– Не забирай же в голову пустяков, – строго, но тихо промолвил Чапурин, уходя из светелки. – Покуда прощай.
Патап Максимыч ушел в свою заднюю, прилег уснуть, но сон не брал его. Настины слова из ума не выходили: «Девка с норовом, – думал он. – С виду тихоней смотрит, а гляди-ка какая!.. «Уходом!..» Нет, ни окриком, ни плетью такую не проймешь… Хуже начудит… Лаской надо, делать нечего… «Уходом!..» Эко слово сказала!..»
ГЛАВА СЕДЬМАЯ
Свадьба «уходом» – в большом обыкновенье у заволжских раскольников. Это – похищение девушки из родительского дома и тайное венчанье с нею у раскольничьего попа, а чаще в православной церкви, чтоб дело покрепче связано было. Венчанье у раскольничьего попа поди еще доказывай, а в церкви хотя не по-старому венчаны, хоть не посолонь вкруг налоя вожены, да дело выходит не в пример крепче: повенчанного в великороссийской с женой не развенчаешь, хоть что хочешь делай. Оттого при свадьбах «уходом» раскольники больше и бегают к церковному попу, особенно если бедняку удастся подхватить дочь тысячника.

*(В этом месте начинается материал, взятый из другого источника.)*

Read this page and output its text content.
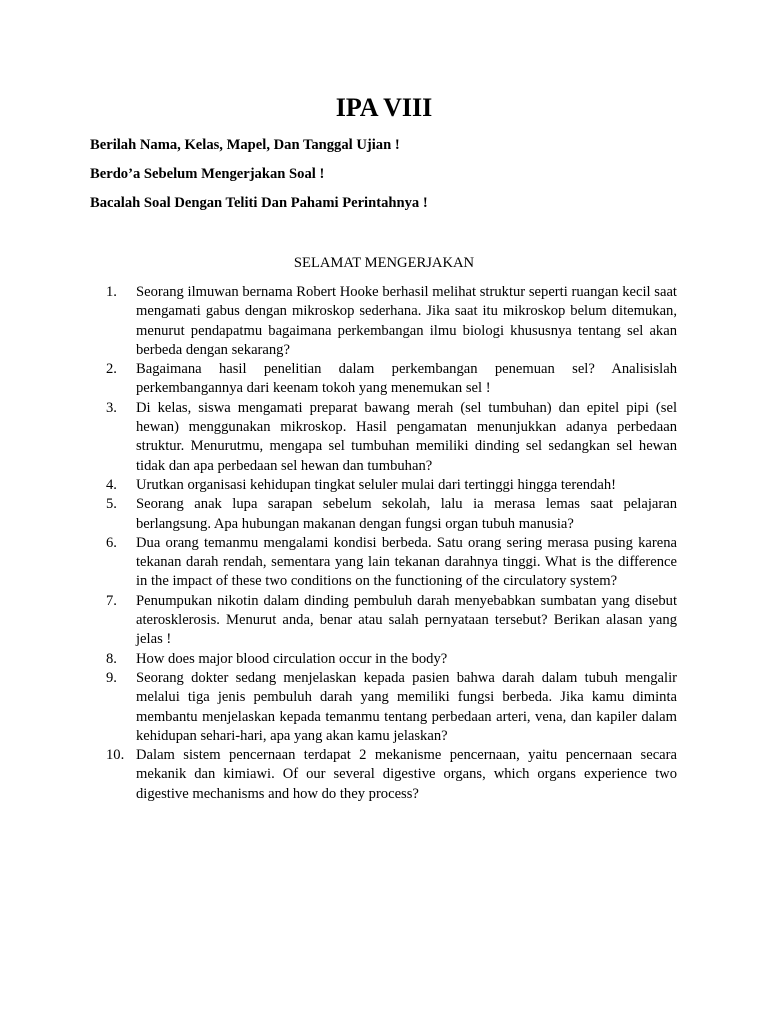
IPA VIII
Berilah Nama, Kelas, Mapel, Dan Tanggal Ujian !
Berdo’a Sebelum Mengerjakan Soal !
Bacalah Soal Dengan Teliti Dan Pahami Perintahnya !

SELAMAT MENGERJAKAN

1.	Seorang ilmuwan bernama Robert Hooke berhasil melihat struktur seperti ruangan kecil saat mengamati gabus dengan mikroskop sederhana. Jika saat itu mikroskop belum ditemukan, menurut pendapatmu bagaimana perkembangan ilmu biologi khususnya tentang sel akan berbeda dengan sekarang?
2.	Bagaimana hasil penelitian dalam perkembangan penemuan sel? Analisislah perkembangannya dari keenam tokoh yang menemukan sel !
3.	Di kelas, siswa mengamati preparat bawang merah (sel tumbuhan) dan epitel pipi (sel hewan) menggunakan mikroskop. Hasil pengamatan menunjukkan adanya perbedaan struktur. Menurutmu, mengapa sel tumbuhan memiliki dinding sel sedangkan sel hewan tidak dan apa perbedaan sel hewan dan tumbuhan?
4.	Urutkan organisasi kehidupan tingkat seluler mulai dari tertinggi hingga terendah!
5.	Seorang anak lupa sarapan sebelum sekolah, lalu ia merasa lemas saat pelajaran berlangsung. Apa hubungan makanan dengan fungsi organ tubuh manusia?
6.	Dua orang temanmu mengalami kondisi berbeda. Satu orang sering merasa pusing karena tekanan darah rendah, sementara yang lain tekanan darahnya tinggi. What is the difference in the impact of these two conditions on the functioning of the circulatory system?
7.	Penumpukan nikotin dalam dinding pembuluh darah menyebabkan sumbatan yang disebut aterosklerosis. Menurut anda, benar atau salah pernyataan tersebut? Berikan alasan yang jelas !
8.	How does major blood circulation occur in the body?
9.	Seorang dokter sedang menjelaskan kepada pasien bahwa darah dalam tubuh mengalir melalui tiga jenis pembuluh darah yang memiliki fungsi berbeda. Jika kamu diminta membantu menjelaskan kepada temanmu tentang perbedaan arteri, vena, dan kapiler dalam kehidupan sehari-hari, apa yang akan kamu jelaskan?
10. Dalam sistem pencernaan terdapat 2 mekanisme pencernaan, yaitu pencernaan secara mekanik dan kimiawi. Of our several digestive organs, which organs experience two digestive mechanisms and how do they process?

Обычай «крутить свадьбу уходом» исстари за Волгой ведется, а держится больше оттого, что в тамошнем крестьянском быту каждая девка, живучи у родителей, несет долю нерадостную. Девкой в семье дорожат как даровою работницей и замуж «честью» ее отдают неохотно. Надо, говорят, девке родительскую хлеб-соль отработать; заработаешь – иди куда хочешь. А срок дочерних заработков длинен: до тридцати лет и больше она повинна у отца с матерью в работницах жить.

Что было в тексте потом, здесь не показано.